5.1) if (exam[day] == 0) just continue
5.2) if we have an exam at this day (exam[cur_day] is not 0), do the following:
5.2.1) check, whether we can try to take this exam earlier. Just check whether byExam[exam[day]] has elements. If it has, set exam[day] = 0, exam[prev_possible_day] = exam_number, otherwise print day number and exit
5.2.2) Iterate from prev_possible_day to cur_day, do ps[day] -= (1 + exam_cost[selected_exam]). If we have on any iteration ps[day] < 0, it's unable to take current exam earlier, so the answer is cur_day, print it and exit

In other words, at first we choose the safest variant. Then we greedy try to pass last exam earlier.

You can see my solution here: 21584671

Also, the same idea is used in 722D - Generating Sets

Failed in the system test though :p

But the feeling was awesome for sure.

binary search on the number of days . If you want to check if its possible to pass all exams in X days , find last occurence of each subject in [1,X] and take exam of each subject on its last occurence .

Binary search!

Build the directed acyclic graph of the strongly connected components and take the minimum size of a sink connected component.

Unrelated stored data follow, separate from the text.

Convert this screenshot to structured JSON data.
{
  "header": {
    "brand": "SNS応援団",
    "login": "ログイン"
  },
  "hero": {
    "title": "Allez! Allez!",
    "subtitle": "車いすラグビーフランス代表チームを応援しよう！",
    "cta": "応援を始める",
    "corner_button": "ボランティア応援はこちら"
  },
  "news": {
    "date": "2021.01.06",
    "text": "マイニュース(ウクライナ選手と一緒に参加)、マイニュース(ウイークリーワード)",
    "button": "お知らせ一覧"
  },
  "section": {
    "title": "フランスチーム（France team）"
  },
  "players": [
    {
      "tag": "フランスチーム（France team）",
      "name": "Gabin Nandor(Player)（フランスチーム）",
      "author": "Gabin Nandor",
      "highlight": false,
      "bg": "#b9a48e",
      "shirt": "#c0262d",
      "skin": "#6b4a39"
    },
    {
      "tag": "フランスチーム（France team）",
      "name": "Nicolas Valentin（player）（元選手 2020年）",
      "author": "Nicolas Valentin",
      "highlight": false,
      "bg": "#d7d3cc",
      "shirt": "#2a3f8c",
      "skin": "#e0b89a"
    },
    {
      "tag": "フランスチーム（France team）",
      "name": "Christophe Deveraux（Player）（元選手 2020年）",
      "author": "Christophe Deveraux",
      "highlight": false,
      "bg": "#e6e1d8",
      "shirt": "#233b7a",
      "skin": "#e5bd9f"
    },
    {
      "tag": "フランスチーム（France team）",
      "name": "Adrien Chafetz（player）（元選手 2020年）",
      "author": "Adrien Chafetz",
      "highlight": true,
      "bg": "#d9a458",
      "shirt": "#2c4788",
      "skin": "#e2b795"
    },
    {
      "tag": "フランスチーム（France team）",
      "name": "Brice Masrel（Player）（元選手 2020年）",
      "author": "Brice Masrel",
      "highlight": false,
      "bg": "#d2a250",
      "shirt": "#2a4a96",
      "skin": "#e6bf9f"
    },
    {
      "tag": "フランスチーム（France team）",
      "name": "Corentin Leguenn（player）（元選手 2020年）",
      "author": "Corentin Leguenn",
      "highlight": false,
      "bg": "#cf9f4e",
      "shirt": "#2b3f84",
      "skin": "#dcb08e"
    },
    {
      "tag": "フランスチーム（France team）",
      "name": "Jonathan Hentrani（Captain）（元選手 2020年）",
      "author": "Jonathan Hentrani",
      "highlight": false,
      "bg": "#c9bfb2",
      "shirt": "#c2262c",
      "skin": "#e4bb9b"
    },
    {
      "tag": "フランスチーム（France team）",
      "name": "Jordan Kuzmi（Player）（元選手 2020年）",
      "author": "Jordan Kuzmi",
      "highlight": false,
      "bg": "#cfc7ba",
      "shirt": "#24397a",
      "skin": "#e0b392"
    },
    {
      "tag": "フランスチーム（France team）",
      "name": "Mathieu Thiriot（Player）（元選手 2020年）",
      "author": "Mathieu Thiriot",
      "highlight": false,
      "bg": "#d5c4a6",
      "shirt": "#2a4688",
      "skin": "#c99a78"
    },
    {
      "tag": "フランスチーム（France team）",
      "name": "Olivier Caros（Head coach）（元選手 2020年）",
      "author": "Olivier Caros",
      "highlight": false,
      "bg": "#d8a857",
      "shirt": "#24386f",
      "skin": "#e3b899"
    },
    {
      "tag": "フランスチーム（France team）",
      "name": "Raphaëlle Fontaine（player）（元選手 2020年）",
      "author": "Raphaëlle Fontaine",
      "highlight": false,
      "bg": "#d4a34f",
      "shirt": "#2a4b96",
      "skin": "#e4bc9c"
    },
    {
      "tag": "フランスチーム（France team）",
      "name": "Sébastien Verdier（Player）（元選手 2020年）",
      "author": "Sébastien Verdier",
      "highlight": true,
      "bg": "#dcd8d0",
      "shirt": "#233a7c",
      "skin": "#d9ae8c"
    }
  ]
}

Just finding all strongly-connected components having no outcoming edges to another SCCs, and determining minimum between their sizes.

Empirically Polycarp learned that the dog needs at least k walks for any two consecutive days in order to feel good.
There is no 2 consecutive days here.

Nice idea!

Can you please explain what the checking function is doing ?

Wouldn't it fail on sth. like this?

5 2
0 2 1 0 2
2 1

you are assuming that we need to do an exam whenever it is possible to do it. But this is wrong, be cause you could save those days for some other exam which has to be completed first. I hope you understand what i said.

counter testcase: 10 3 0 0 1 2 3 0 2 0 1 2 1 1 4

6 2 1 0 0 0 0 2 1 1 I think the answer should be -1 in this test (your code output 6)

check this http://ideone.com/EgztAG

1 3
1

ans wasn't given an initial value to 0 It outputs a random number if the program didn't enter your second loop

I ran your code on codeforces's custom test and it is answering currect to the hack!!!

Can you explain it?

Your program actually gives -1 on the Codeforces Custom Invocation.

1 10
1

Because in your template:

#define rep(i,x,y) for (__typeof(x) i=x;(x<=y?i<=y:i>=y);i=(x<=y?i+1:i-1))

It also loops from reverse to start incase x > y i.e. at pos 1 and 0

your rep(i,x,y) is defined in such a way that in this case it runs from 1 to n-1 i.e from 1 to 0.